Tollwut beim Menschen kann durchaus ein „Mitbringsel" aus dem Ausland sein, z. B. aus Sri Lanka, Indien, Pakistan, Algerien, Tunesien u. a. Die Infektion kann in diesen Ländern direkt durch den Biss streunender Hunde erfolgen. Die Tollwut kann aber auch durch die Einfuhr von Hunden (vorwiegend Welpen) eingeschleust werden, wie dies in letzter Zeit durch Tiere z. B. aus Marokko, Nepal oder Aserbaidschan geschah.
Leider gibt es für Deutschland – ebenso wie für andere europäische Länder – keine vollständigen Angaben, wie oft in den letzten Jahren Tollwutimpfungen bei Menschen nach Tierbiss oder Tierkontakt durchgeführt wurden.
Katzenpocken
In den letzten Jahren wurde wiederholt auch aus Deutschland über das Auftreten von Katzenpocken berichtet.
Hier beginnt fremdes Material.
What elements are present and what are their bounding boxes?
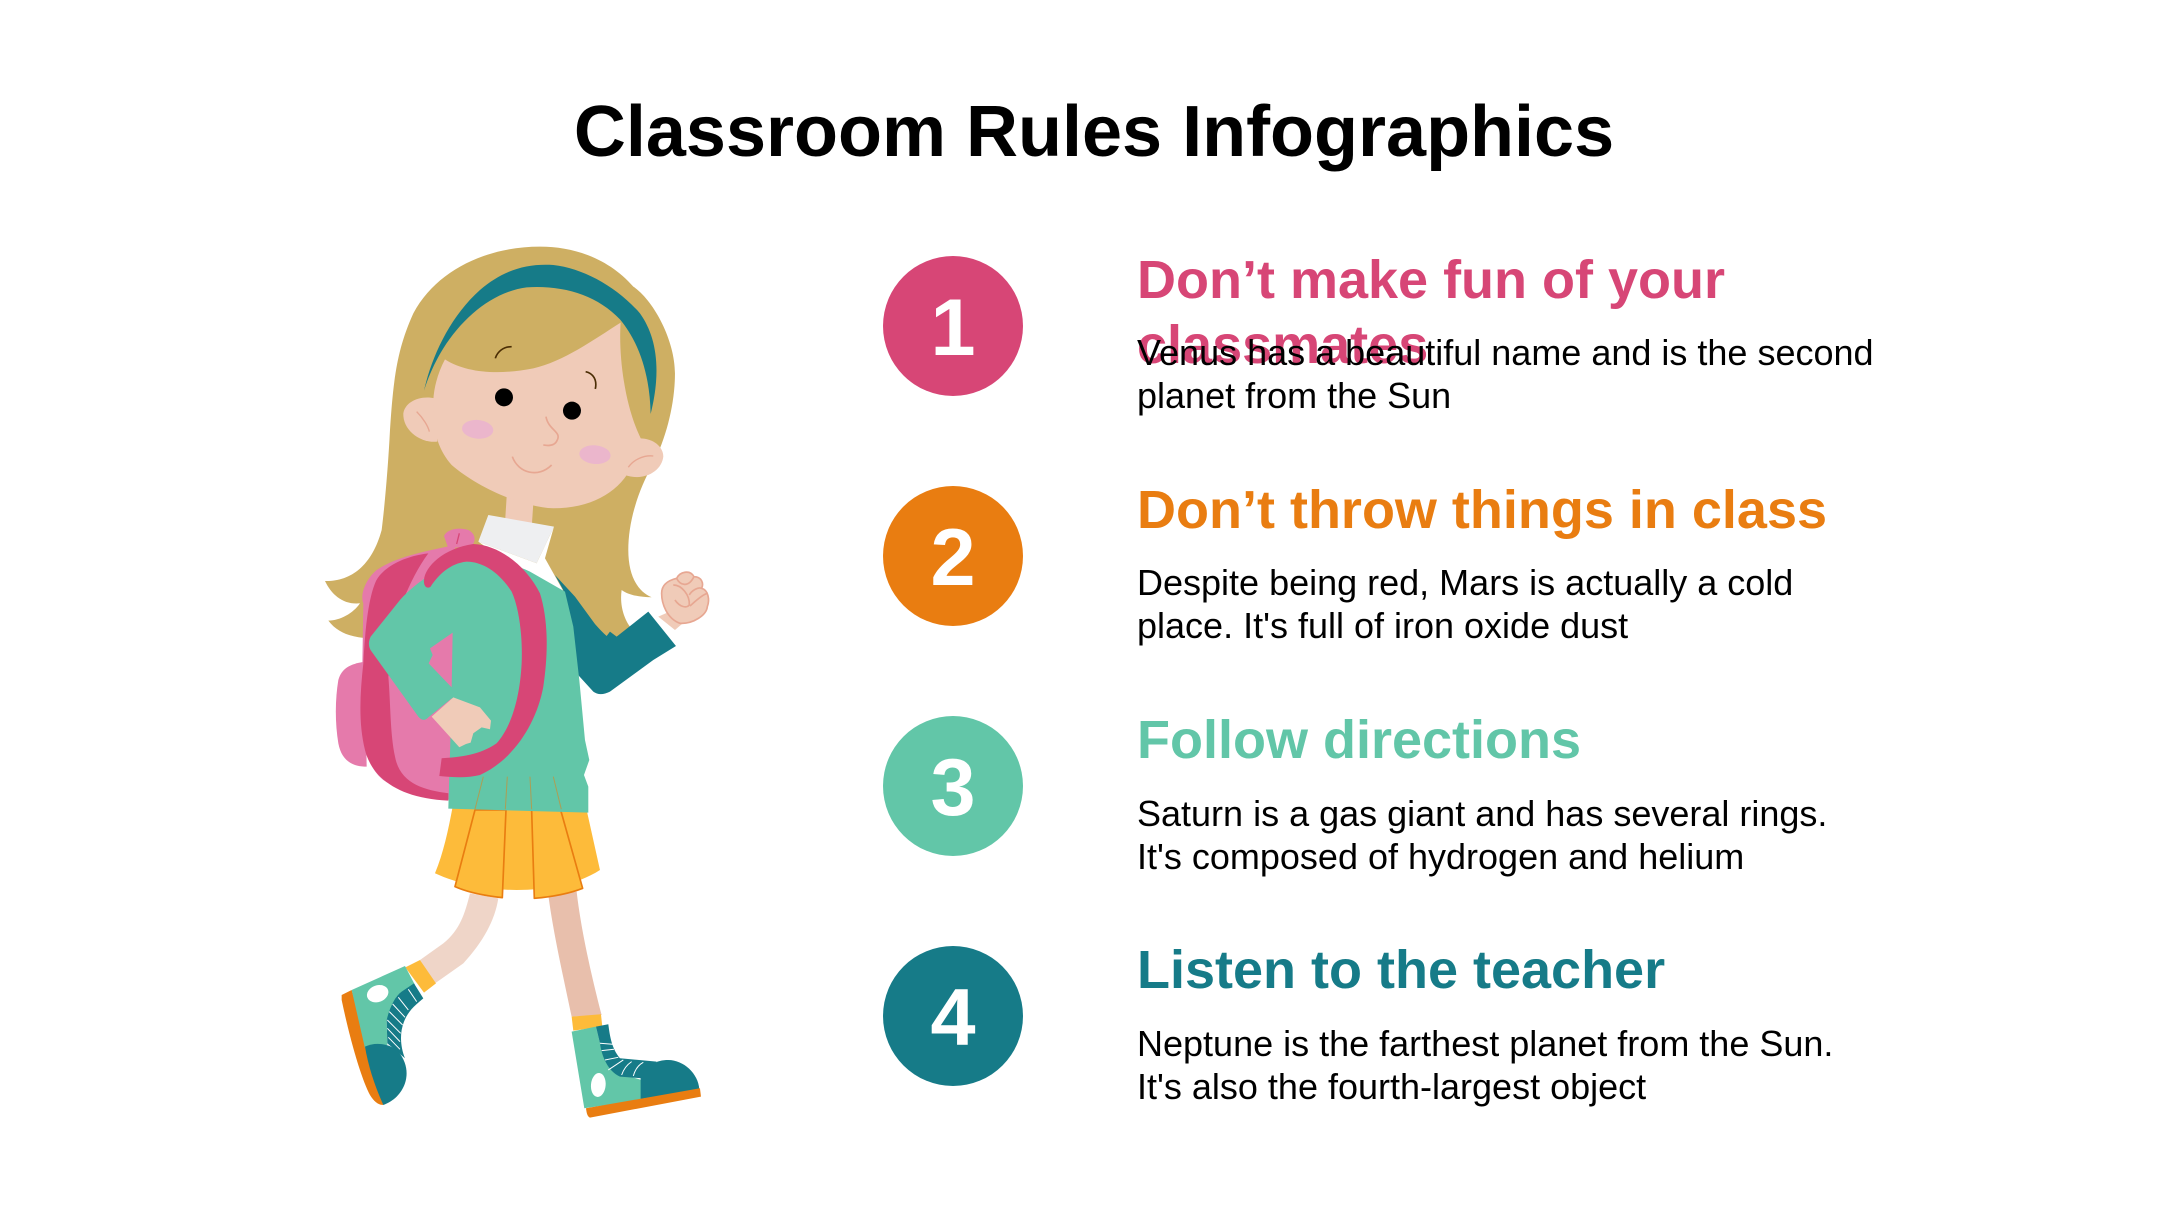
number circle 2 [883, 486, 1023, 626]
face [433, 323, 643, 508]
ear details [417, 412, 653, 467]
right ear [625, 438, 663, 477]
rule 3 description [1137, 793, 1827, 877]
back shoe [342, 966, 423, 1105]
rule 2 description: place. It's full of iron oxide dust [1137, 605, 1628, 646]
number circle 4 [883, 946, 1023, 1086]
back leg [342, 893, 498, 1105]
rule 2 heading: Don’t throw things in class [1137, 480, 1827, 540]
rule 2 description: Despite being red, Mars is actually a cold [1137, 562, 1793, 603]
rule 2 description [1137, 562, 1793, 646]
rule 3 description: It's composed of hydrogen and helium [1137, 836, 1744, 877]
left ear [403, 397, 437, 442]
rule 4 description [1137, 1023, 1833, 1107]
backpack strap [424, 544, 547, 777]
number circle 2: 2 [930, 513, 976, 603]
raised arm and fist [555, 572, 709, 694]
front shoe [572, 1024, 701, 1118]
number circle 3: 3 [930, 743, 976, 833]
cheeks [461, 419, 611, 465]
number circle 1 [883, 256, 1023, 396]
backpack band [360, 553, 448, 801]
eyebrows [495, 347, 596, 389]
skirt [435, 807, 600, 898]
number circle 3 [883, 716, 1023, 856]
number circle 1: 1 [930, 283, 976, 373]
head [403, 265, 663, 508]
collar and neck [478, 497, 565, 594]
rule 4 description: Neptune is the farthest planet from the Sun. [1137, 1023, 1833, 1064]
hair [325, 247, 675, 638]
number circle 4: 4 [930, 973, 976, 1063]
title: Classroom Rules Infographics [574, 92, 1614, 172]
rule 4 heading: Listen to the teacher [1137, 940, 1665, 1000]
rule 1 description [1137, 332, 1874, 416]
tucked hand [432, 697, 491, 747]
hairband [424, 265, 656, 414]
backpack [336, 529, 475, 801]
fist [662, 572, 709, 623]
eyes [495, 388, 581, 420]
nose and mouth [512, 417, 558, 473]
sweater [369, 561, 589, 813]
rule 1 heading: Don’t make fun of your classmates [1137, 250, 1725, 374]
pink gap in arm [429, 633, 453, 687]
rule 3 description: Saturn is a gas giant and has several rings. [1137, 793, 1827, 834]
rule 3 heading: Follow directions [1137, 710, 1581, 770]
front sock [572, 1014, 602, 1031]
rule 1 description: planet from the Sun [1137, 375, 1451, 416]
rule 1 description: Venus has a beautiful name and is the second [1137, 332, 1874, 373]
front leg [548, 892, 701, 1118]
rule 4 description: It's also the fourth-largest object [1137, 1066, 1646, 1107]
back sock [405, 960, 436, 993]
Der Erreger ist weitgehend mit dem der Kuhpocken identisch. Sein Reservoir stellen mit großer Wahrscheinlichkeit kleine Nager, insbesondere Mäuse, dar. Katzen können sich bei diesen virustragenden Nagern infizieren. Die Infektion ist in der Regel lokal begrenzt, wird meist als schlecht heilende Wunde und Lymphknotenentzündung wahrgenommen, kann aber bei immungeschwächten Personen einen schweren Verlauf nehmen. In Deutschland wurde bislang in einem Einzelfall über einen tödlichen Krankheitsverlauf bei einem Ekzempatienten berichtet. Vorsicht ist beim Umgang mit Tieren (vor allem freilaufenden Hauskatzen) mit schlecht heilenden Effloreszenzen (Hautveränderungen) geboten.